How is this possible? Let’s see, it takes 37 gallons of water to produce a cup of coffee, 1800 gallons of water to produce a pound of beef, and about 410 gallons per pound of rice and 160 per pound of wheat. That cotton dress shirt you’re wearing while you read this at work—it took 660 gallons of water to make it. Dyeing a tee shirt and finishing it prepping it so that it’s ready to hang in your favorite department or outdoor store. It took all the water for 70 people for one day just for that phase of your tee shirt’s life, which doesn’t include growing the cotton for it, harvesting the cotton, washing it, spinning it into thread, and so on. Meanwhile there are 700 million Chinese people drinking contaminated water each day, and the Portland Oregon water supply, often considered the cleanest in the country, at times has acetaminophen, ibuprophen, caffeine and other drugs in it according to the Portland Water Bureau. Big brands consume up to 43,000 Olympic pools of drinking quality water each year to make your stuff, and it takes water to make nearly everything

So how do you measure your water footprint? And then how do you reduce it?

Dr Arjen Hoekstra, Professor in Multidisciplinary Water Management at the University of Twente in the Netherlands says, in an interview with CNN, that there are two approaches: ”One is to substitute types of consumption articles for other ones, which take less water — like going from a meat-based diet to a vegetarian one, drinking tea instead of coffee, not wearing cotton but a synthetic fiber.” He acknowledges, “This is probably limited, because people don’t shift from meat to vegetarian as they just don’t like not to have beef; or they like cotton.” His other approach: “ Keep the same kind of consumption pattern but when choosing cotton, or when choosing beef, choose the sound one. If [companies] make things more transparent, by citing the precise impact of a certain article on the water system, through the water footprint, you provide that kind of information and you label it somehow, then consumers within the same category have some choice to go in the better direction.”

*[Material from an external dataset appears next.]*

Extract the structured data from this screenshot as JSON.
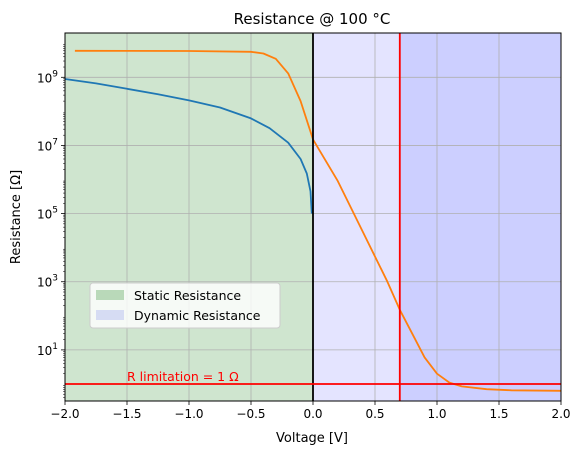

WE’re not there yet–but in the mean time you can get a better understanding of your own water footprint. At Waterfootprint.org you can find out how much water most people use for drinking, cooking, and cleaning, and calculate the footprint of the foods you eat each day. For example, an apple a day may keep the doctor away—with a flood. It has consumed about 19 gallons by the time it reaches your lips!